As reported in the journal Cell Stem Cell, scientists in the lab of GICD Director, Deepak Srivastava, MD, demonstrated that two microRNAs, miR-1 and miR-133, which have been associated with muscle development, not only encourage heart muscle formation, but also actively suppress genes that could turn the ES cells into undesired cells like neurons or bone.
“Understanding how pluripotent stem cells can be used in therapy requires that we understand the myriad processes and factors that influence cell fate,” said Dr. Srivastava. “This work shows that microRNAs can function both in directing how ES cells change into specific cells—as well as preventing these cells from developing into unwanted cell types.”
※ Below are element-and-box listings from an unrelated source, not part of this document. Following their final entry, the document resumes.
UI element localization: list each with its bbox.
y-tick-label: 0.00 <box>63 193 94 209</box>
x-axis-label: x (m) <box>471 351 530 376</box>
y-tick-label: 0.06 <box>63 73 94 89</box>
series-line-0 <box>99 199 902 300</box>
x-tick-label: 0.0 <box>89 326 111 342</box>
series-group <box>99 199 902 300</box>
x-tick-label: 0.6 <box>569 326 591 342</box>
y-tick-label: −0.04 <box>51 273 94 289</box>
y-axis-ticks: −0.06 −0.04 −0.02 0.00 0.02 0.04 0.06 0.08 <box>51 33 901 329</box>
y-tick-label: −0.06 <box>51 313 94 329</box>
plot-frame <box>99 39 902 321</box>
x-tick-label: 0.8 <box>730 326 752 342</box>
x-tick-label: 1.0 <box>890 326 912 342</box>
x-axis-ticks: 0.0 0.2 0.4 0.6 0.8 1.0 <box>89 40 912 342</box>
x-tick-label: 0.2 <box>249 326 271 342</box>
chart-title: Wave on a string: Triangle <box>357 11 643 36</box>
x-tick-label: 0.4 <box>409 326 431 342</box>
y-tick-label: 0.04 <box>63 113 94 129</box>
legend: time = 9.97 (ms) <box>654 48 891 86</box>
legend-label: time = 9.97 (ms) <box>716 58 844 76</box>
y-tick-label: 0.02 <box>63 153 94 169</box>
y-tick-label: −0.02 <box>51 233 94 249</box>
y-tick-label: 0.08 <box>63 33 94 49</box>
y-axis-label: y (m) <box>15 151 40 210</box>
The differentiation of ES cells into heart cells or any other type of adult cell is a very complicated process involving many factors. MicroRNAs, or miRNAs, seem to act as rheostats or dimmer switches to fine-tune levels of important proteins in cells. More than 450 human miRNAs have been described and each is predicted to regulate tens if not hundreds of proteins that may determine cellular differentiation.
While many ES cell-specific miRNAs have been identified, the role of individual miRNAs in ES cell differentiation had not previously been determined. The Gladstone team showed that miRNAs can control how pluripotent stem cells determine their fate, or “cell lineage” - in this case as cardiac muscle cells.
Specifically, they found that miR-1 and miR-133 are active at the early stages of heart cell formation, when an ES cell is first deciding to become mesoderm, one of the three basic tissue layers in mammals and other organisms.
Activity of either miR-1 or miR-133 in ES cells caused genes that encourage mesoderm formation to be turned on. Equally important, they caused other genes that would have told the cell to become ectoderm or endoderm to turn off.